For Neal and Michele Reishus, the decision to use heritage breeds was partly philosophical and partly practical. Their farm, Healthy Homestead LLC in Howard County, was bought by Michele’s parents in 1991, and it operated for several years as a conventional dairy farm.
But Neal and Michele started to feel that something wasn’t right.
“We saw the cows being sick all the time,” Neal said. They started doing research, and their first step was to crossbreed their Holsteins with Devons, a sturdy and traditionally dual-purpose breed (that is, both dairy and beef) that originated in England.
But that was only the start of an evolution toward a more wholistic approach to farming, and to food in general. The Reishus’ goal is producing “nutrient-dense” food, which Neal defined as a diet in which people get everything they need from their food rather than from supplements or medications.
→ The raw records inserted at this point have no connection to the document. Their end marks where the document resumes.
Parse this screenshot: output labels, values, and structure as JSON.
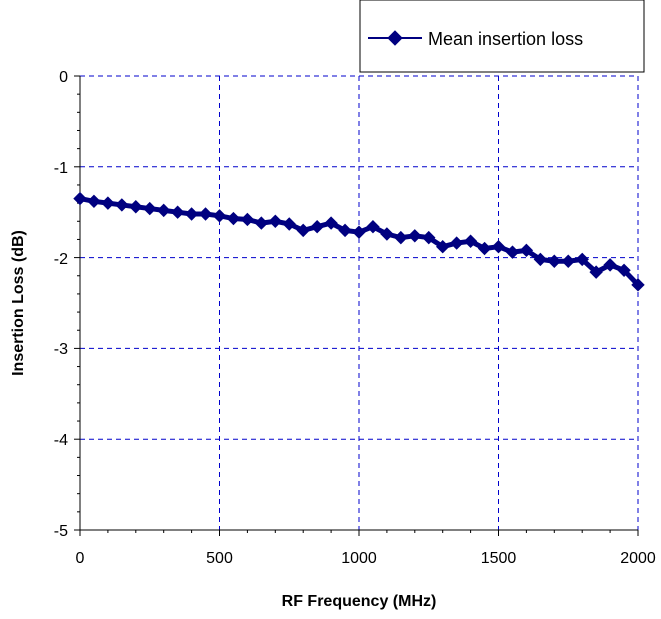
{
  "chart_data": {
    "type": "line",
    "title": "",
    "xlabel": "RF Frequency (MHz)",
    "ylabel": "Insertion Loss (dB)",
    "xlim": [
      0,
      2000
    ],
    "ylim": [
      -5,
      0
    ],
    "x_ticks": [
      "0",
      "500",
      "1000",
      "1500",
      "2000"
    ],
    "y_ticks": [
      "0",
      "-1",
      "-2",
      "-3",
      "-4",
      "-5"
    ],
    "grid": "dashed major gridlines",
    "legend_position": "top-right",
    "colors": {
      "series": "#000080",
      "grid": "#0000cc",
      "axis": "#000000"
    },
    "series": [
      {
        "name": "Mean insertion loss",
        "marker": "diamond",
        "x": [
          0,
          50,
          100,
          150,
          200,
          250,
          300,
          350,
          400,
          450,
          500,
          550,
          600,
          650,
          700,
          750,
          800,
          850,
          900,
          950,
          1000,
          1050,
          1100,
          1150,
          1200,
          1250,
          1300,
          1350,
          1400,
          1450,
          1500,
          1550,
          1600,
          1650,
          1700,
          1750,
          1800,
          1850,
          1900,
          1950,
          2000
        ],
        "y": [
          -1.35,
          -1.38,
          -1.4,
          -1.42,
          -1.44,
          -1.46,
          -1.48,
          -1.5,
          -1.52,
          -1.52,
          -1.54,
          -1.57,
          -1.58,
          -1.62,
          -1.6,
          -1.63,
          -1.7,
          -1.66,
          -1.62,
          -1.7,
          -1.72,
          -1.66,
          -1.74,
          -1.78,
          -1.76,
          -1.78,
          -1.88,
          -1.84,
          -1.82,
          -1.9,
          -1.88,
          -1.94,
          -1.92,
          -2.02,
          -2.04,
          -2.04,
          -2.02,
          -2.16,
          -2.08,
          -2.14,
          -2.3
        ]
      }
    ]
  }
}
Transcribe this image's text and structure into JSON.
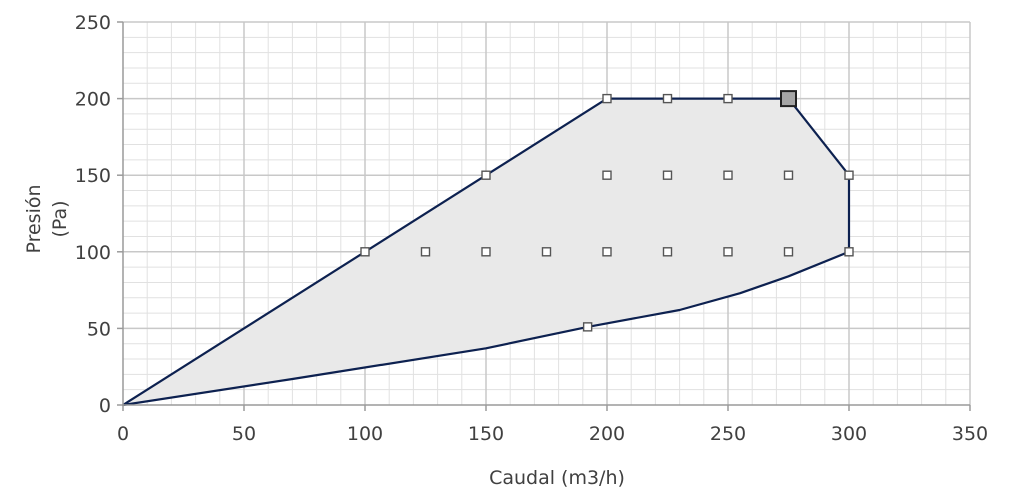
{
  "chart_data": {
    "type": "area",
    "xlabel": "Caudal (m3/h)",
    "ylabel_lines": [
      "Presión",
      "(Pa)"
    ],
    "xlim": [
      0,
      350
    ],
    "ylim": [
      0,
      250
    ],
    "x_ticks": [
      "0",
      "50",
      "100",
      "150",
      "200",
      "250",
      "300",
      "350"
    ],
    "y_ticks": [
      "0",
      "50",
      "100",
      "150",
      "200",
      "250"
    ],
    "x_major_step": 50,
    "x_minor_step": 10,
    "y_major_step": 50,
    "y_minor_step": 10,
    "grid": true,
    "envelope": {
      "fill": "#e9e9e9",
      "stroke": "#0d2150",
      "points": [
        [
          0,
          0
        ],
        [
          100,
          100
        ],
        [
          150,
          150
        ],
        [
          200,
          200
        ],
        [
          275,
          200
        ],
        [
          300,
          150
        ],
        [
          300,
          100
        ],
        [
          275,
          84
        ],
        [
          255,
          73
        ],
        [
          230,
          62
        ],
        [
          192,
          51
        ],
        [
          150,
          37
        ],
        [
          70,
          17
        ],
        [
          0,
          0
        ]
      ]
    },
    "markers": [
      [
        100,
        100
      ],
      [
        125,
        100
      ],
      [
        150,
        100
      ],
      [
        175,
        100
      ],
      [
        200,
        100
      ],
      [
        225,
        100
      ],
      [
        250,
        100
      ],
      [
        275,
        100
      ],
      [
        300,
        100
      ],
      [
        150,
        150
      ],
      [
        200,
        150
      ],
      [
        225,
        150
      ],
      [
        250,
        150
      ],
      [
        275,
        150
      ],
      [
        300,
        150
      ],
      [
        200,
        200
      ],
      [
        225,
        200
      ],
      [
        250,
        200
      ],
      [
        192,
        51
      ]
    ],
    "highlight_marker": [
      275,
      200
    ],
    "colors": {
      "grid_major": "#c8c8c8",
      "grid_minor": "#e1e1e1",
      "axis": "#9a9a9a",
      "marker": "#555555",
      "highlight_fill": "#a6a6a6",
      "highlight_stroke": "#222222"
    }
  }
}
“We needed multiple species of plants in our pastures, but also multiple species of animals going over those pastures,” Neal said.
They became certified organic in 2005, and they now produce certified organic dairy and beef, 100% grass-fed lamb, and pastured chickens, primarily for eggs.
While the cattle and sheep are mostly crossbreds, their chickens are Rhode Island Reds and Delawares – two heritage breeds that seem to have no problem tolerating Indiana winters.
Compared to commercial hens, heritage breeds lay eggs less often. “But because you’re not putting that production stress on the animal, what they do produce is actually better for you,” Neal said. “They are able to concentrate nutrients in their own body, and then put that into the egg.”